The prosecutor said Markowski deserves to be locked up for the rest of his life and said the defendant actually loaded his shotgun at Walmart's pharmacy counter when the pharmacy assistant was taking too long giving him the fentanyl patches he'd demanded.
Markowski suffered a gunshot wound to the chest after pointing his shotgun at Parham, who was so close to the fleeing robber that he was able to push the barrel to the side.
In security video, Markowski can be seen holding the sawed-off gun in his left hand and clutching four boxes of fentanyl patches in his right.
As Parham moved the barrel to the side, Markowski pulled the trigger. No one was hurt. Markowski claims the gun simply "went off."
The background: Markowski, of Crestview Drive in York Township, opted for a non-jury trial before Ness on May 21, meaning it was up to the judge to determine guilt or innocence.

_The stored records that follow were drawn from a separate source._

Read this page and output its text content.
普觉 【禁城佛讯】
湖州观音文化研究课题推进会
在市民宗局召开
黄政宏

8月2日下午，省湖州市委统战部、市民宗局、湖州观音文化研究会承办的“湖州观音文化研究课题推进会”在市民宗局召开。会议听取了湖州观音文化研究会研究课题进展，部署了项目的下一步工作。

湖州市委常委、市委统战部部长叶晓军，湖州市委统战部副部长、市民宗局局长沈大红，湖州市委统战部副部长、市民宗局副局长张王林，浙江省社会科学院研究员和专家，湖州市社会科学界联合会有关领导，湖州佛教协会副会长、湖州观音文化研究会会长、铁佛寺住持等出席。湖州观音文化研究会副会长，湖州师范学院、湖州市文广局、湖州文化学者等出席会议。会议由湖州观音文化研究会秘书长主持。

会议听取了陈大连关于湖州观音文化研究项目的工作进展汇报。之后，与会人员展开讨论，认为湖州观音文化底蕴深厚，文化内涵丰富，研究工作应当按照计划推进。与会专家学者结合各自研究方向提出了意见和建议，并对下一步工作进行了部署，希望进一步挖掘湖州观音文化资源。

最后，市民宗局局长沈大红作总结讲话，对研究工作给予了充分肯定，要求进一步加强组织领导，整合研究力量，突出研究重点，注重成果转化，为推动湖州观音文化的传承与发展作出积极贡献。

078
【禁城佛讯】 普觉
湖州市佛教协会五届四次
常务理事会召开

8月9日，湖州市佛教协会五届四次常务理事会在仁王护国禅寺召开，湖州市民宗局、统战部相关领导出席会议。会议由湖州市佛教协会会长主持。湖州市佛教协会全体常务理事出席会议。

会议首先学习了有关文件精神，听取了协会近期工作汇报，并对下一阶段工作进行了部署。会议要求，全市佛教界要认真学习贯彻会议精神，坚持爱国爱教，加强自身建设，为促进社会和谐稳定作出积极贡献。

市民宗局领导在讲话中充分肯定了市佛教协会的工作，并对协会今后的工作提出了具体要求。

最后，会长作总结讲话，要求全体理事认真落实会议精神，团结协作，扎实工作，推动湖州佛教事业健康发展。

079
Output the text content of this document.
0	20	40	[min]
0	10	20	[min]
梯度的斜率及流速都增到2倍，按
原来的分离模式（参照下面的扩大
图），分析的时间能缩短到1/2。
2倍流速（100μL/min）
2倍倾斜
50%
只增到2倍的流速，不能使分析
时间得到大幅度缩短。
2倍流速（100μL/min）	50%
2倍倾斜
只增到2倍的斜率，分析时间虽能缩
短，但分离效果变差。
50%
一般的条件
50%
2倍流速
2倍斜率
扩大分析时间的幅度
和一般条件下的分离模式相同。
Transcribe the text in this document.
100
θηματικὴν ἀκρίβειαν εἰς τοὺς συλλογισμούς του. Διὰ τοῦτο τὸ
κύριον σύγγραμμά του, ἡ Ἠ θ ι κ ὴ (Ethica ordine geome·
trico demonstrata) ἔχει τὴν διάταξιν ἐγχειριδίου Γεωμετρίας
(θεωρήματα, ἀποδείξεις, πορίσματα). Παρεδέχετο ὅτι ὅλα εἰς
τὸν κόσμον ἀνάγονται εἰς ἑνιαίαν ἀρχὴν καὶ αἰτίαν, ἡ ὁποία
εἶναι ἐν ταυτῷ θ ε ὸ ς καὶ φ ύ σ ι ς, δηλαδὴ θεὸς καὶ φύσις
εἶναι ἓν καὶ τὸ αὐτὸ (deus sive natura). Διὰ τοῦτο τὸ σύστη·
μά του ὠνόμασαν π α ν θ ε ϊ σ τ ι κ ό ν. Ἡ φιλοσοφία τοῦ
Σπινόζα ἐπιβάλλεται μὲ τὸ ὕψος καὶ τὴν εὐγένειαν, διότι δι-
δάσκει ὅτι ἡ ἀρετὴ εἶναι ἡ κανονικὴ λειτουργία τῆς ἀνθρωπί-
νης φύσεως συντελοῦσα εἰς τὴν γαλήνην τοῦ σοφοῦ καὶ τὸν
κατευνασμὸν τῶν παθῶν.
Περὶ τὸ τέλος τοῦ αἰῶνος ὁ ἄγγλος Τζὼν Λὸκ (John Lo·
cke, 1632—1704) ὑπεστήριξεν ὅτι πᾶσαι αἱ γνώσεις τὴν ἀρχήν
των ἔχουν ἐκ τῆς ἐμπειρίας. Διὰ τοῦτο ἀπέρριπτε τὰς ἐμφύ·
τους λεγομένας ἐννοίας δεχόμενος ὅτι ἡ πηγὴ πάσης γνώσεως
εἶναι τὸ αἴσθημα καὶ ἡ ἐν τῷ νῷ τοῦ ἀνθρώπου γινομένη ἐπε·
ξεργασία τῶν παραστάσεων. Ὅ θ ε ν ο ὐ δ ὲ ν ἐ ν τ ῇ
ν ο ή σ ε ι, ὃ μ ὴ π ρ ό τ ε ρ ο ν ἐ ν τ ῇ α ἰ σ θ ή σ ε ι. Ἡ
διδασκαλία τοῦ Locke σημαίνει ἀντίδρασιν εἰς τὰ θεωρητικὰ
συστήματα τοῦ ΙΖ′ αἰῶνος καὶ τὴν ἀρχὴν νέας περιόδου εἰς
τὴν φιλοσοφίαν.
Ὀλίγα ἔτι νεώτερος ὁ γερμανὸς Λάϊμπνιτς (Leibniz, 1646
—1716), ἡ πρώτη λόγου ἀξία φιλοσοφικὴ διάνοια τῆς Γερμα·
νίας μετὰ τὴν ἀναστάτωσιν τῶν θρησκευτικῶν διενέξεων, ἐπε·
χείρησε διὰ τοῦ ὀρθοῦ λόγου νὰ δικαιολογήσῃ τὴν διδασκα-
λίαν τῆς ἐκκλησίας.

Ness took about 10 minutes to find Markowski guilty of all charges against him, including attempted murder of a police officer, assault on a law-enforcement officer, robbery, aggravated assault, reckless endangerment and possession of a prohibited offensive weapon.
Markowski took the stand in his own defense May 21, admitting that less than an hour before he robbed the Walmart, he used a jigsaw and a grinder to remove about 6 inches from the barrel of his 12-gauge shotgun, as well as part of the stock butt.
He testified he'd been using fentanyl patches that were prescribed to him for 10 years and was addicted to the powerful opioid.
Markowski claimed in court that he couldn't shoot a cop because of the way he was raised. He told the judge that his father and two brothers were police officers.
He neglected to mention during his testimony that he was a Baltimore City cop for five or six years as a young man. Graff said Markowski spent the bulk of his adult work life in the private sector, including in construction, in Maryland.
The robbery: Markowski approached Walmart's pharmacy counter in a motorized wheelchair, the type available at the front of stores for customer use.
He demanded four boxes of fentanyl patches, said he had a gun and told pharmacy worker Terry White she had five seconds to hand over the fentanyl, according to trial testimony.
White testified that when the pharmacist asked where Markowski's prescription was, White told the pharmacist, "He doesn't have a prescription — he has a gun."